Scenario 4: CH3CHBrCH3 + H2O/CH3CH2OH (reflux) ： Same secondary substrate but with weak nucleophiles in a polar protic solvent. Here, SN1 dominates because the solvent stabilises the incipient carbocation, and the weak nucleophile cannot engage in a bimolecular transition state effectively. 情景4：CH3CHBrCH3 + H2O/CH3CH2OH（回流）：相同的仲碳底物，但在极性质子溶剂中配合弱亲核试剂。这里SN1占主导，因为溶剂稳定了正在形成的碳正离子，而弱亲核试剂无法有效参与双分子过渡态。
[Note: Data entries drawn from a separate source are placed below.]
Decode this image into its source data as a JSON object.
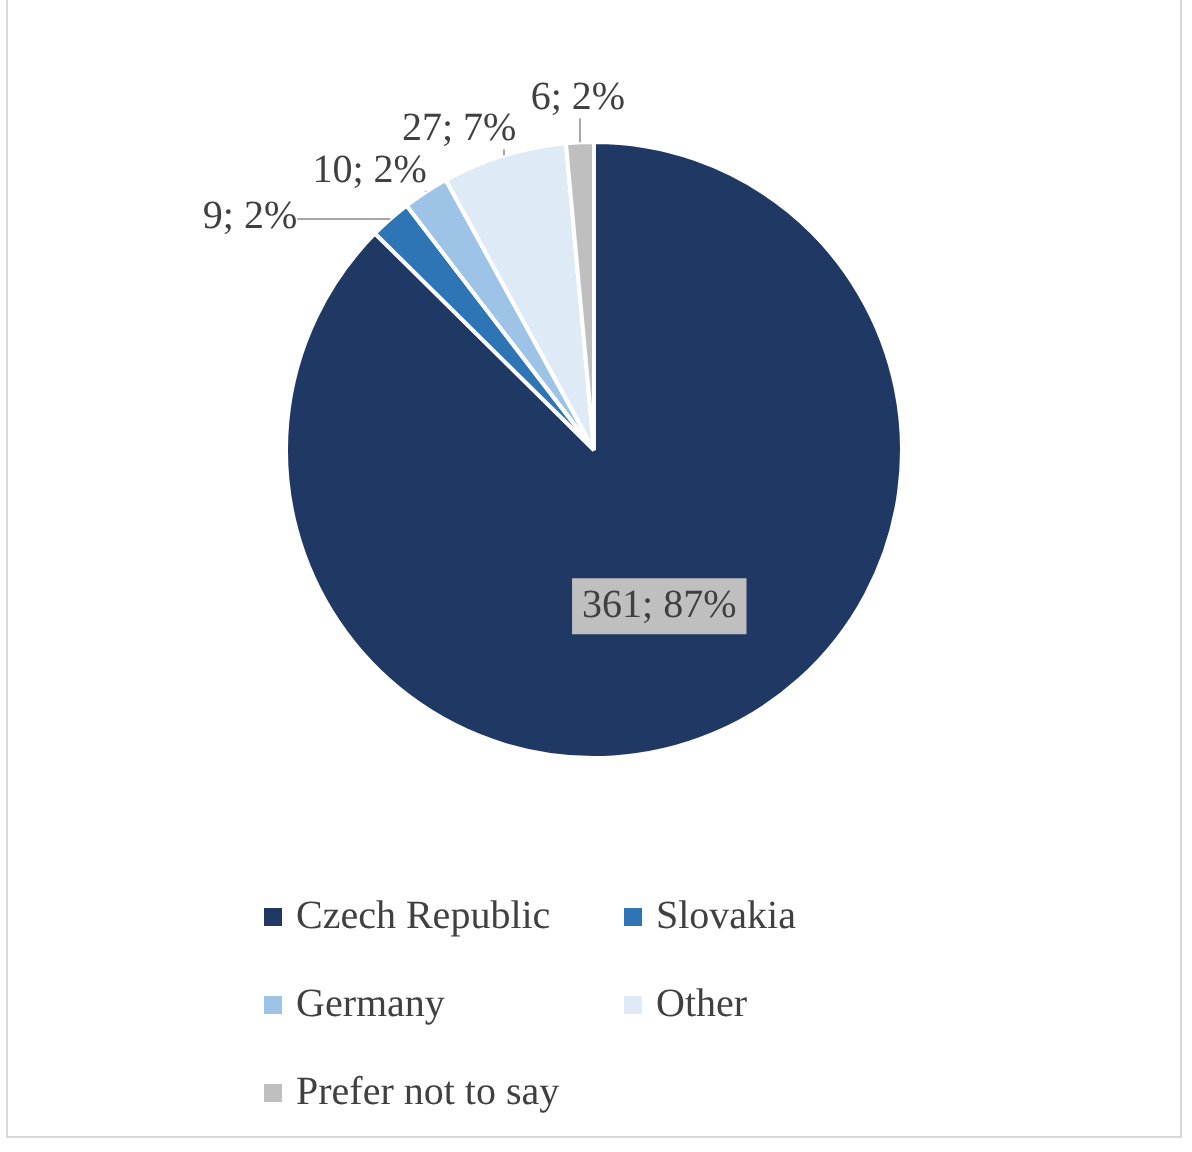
{
  "chart_data": {
    "type": "pie",
    "categories": [
      "Czech Republic",
      "Slovakia",
      "Germany",
      "Other",
      "Prefer not to say"
    ],
    "values": [
      361,
      9,
      10,
      27,
      6
    ],
    "colors": [
      "#1f3864",
      "#2e75b6",
      "#9dc3e6",
      "#deebf7",
      "#bfbfbf"
    ],
    "value_labels": [
      "361; 87%",
      "9; 2%",
      "10; 2%",
      "27; 7%",
      "6; 2%"
    ],
    "legend": "bottom"
  }
}
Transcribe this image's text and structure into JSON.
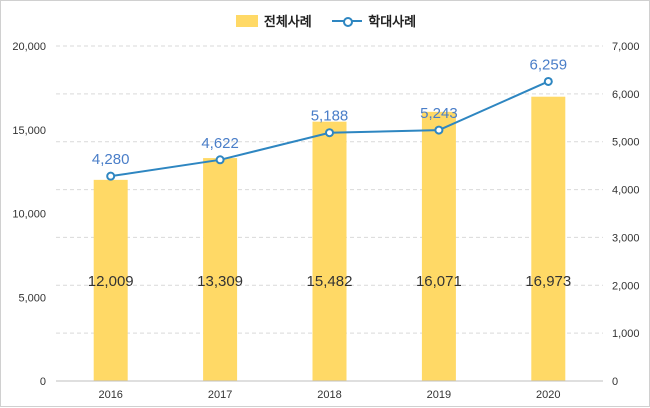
{
  "chart_data": {
    "type": "bar",
    "categories": [
      "2016",
      "2017",
      "2018",
      "2019",
      "2020"
    ],
    "series": [
      {
        "name": "전체사례",
        "type": "bar",
        "axis": "left",
        "color": "#FFD966",
        "values": [
          12009,
          13309,
          15482,
          16071,
          16973
        ],
        "labels": [
          "12,009",
          "13,309",
          "15,482",
          "16,071",
          "16,973"
        ]
      },
      {
        "name": "학대사례",
        "type": "line",
        "axis": "right",
        "color": "#2E86C1",
        "values": [
          4280,
          4622,
          5188,
          5243,
          6259
        ],
        "labels": [
          "4,280",
          "4,622",
          "5,188",
          "5,243",
          "6,259"
        ]
      }
    ],
    "y_left": {
      "min": 0,
      "max": 20000,
      "ticks": [
        "0",
        "5,000",
        "10,000",
        "15,000",
        "20,000"
      ]
    },
    "y_right": {
      "min": 0,
      "max": 7000,
      "ticks": [
        "0",
        "1,000",
        "2,000",
        "3,000",
        "4,000",
        "5,000",
        "6,000",
        "7,000"
      ]
    },
    "grid": true,
    "legend_position": "top-center",
    "title": "",
    "xlabel": "",
    "ylabel": ""
  }
}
Summary and Revision Tips 总结与复习建议

Mastering nucleophilic substitution requires internalising the interplay of the four factors rather than memorising isolated rules. Always start by identifying the substrate class (primary, secondary, tertiary, allylic, benzylic), then examine the nucleophile, solvent, and leaving group in that order. For exam success, practise drawing curved-arrow mechanisms for both SN1 and SN2, clearly showing all lone pairs, formal charges, and stereochemical outcomes. Remember: SN2 is like a clean backside attack with inversion; SN1 is a two-step dance with a carbocation interlude. The more mechanisms you draw from scratch, the more intuitive the predictions become. 掌握亲核取代需要内化四个因素的相互作用，而非死记孤立规则。始终先确定底物类别（伯、仲、叔、烯丙基、苄基），然后依次检查亲核试剂、溶剂和离去基团。为考试成功，练习绘制SN1和SN2的弯箭头机理，清楚显示所有孤对电子、形式电荷和立体化学结果。记住：SN2如同干净利落的背面攻击加翻转；SN1是带有碳正离子插曲的两步舞蹈。从头绘制的机理越多，预测就越直觉化。